Holland will nachzeichnen, wie der Glaube, dass der Sohn des einen Gottes der Juden an einem Kreuz zu Tode gefoltert wurde, so nachhaltig und so weit verbreitet werden konnte, dass heute die meisten Menschen im Westen die Wahrnehmung dafür verloren haben, wie skandalös dieser Glaube zu Anbeginn war.

Neue Zeitordnung

Er schildert, wie "religio" entstand, wie das Christentum "von oben" durchgesetzt wurde, von Kaiser Konstantin, der lange im Glauben diffus blieb und erschüttert war über abseitig lächerlichen Binnenglaubensstreit. Er setzt mit dem ersten großen Kommunikator ein, mit Saulus, der zu Paulus wurde.

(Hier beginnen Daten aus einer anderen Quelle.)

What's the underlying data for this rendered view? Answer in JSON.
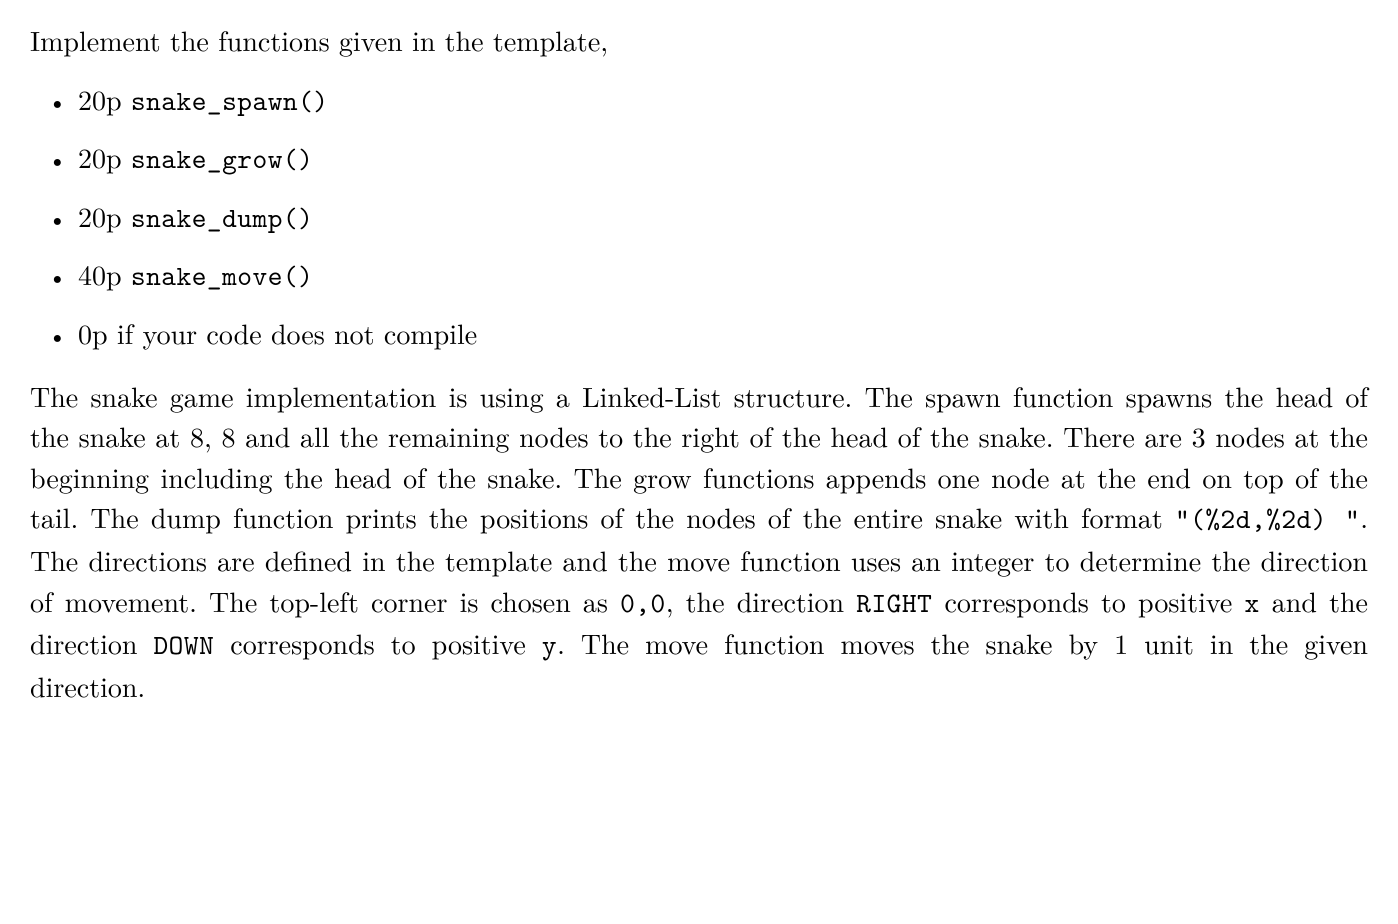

Was Paulus predigte, war revolutionär. Es verkehrte die Gesellschaftsordnung. Eine neue Zeitordnung, so Tom Holland arg pathetisch, sei mit ihm und durch ihn entstanden. Paulus’ Botschaft war einfach: "Er war nichts, weniger als nichts, ein Mann, der die Anhänger Christi verfolgt hatte, verblendet und verachtet; und trotzdem war ihm vergeben, war er gerettet worden."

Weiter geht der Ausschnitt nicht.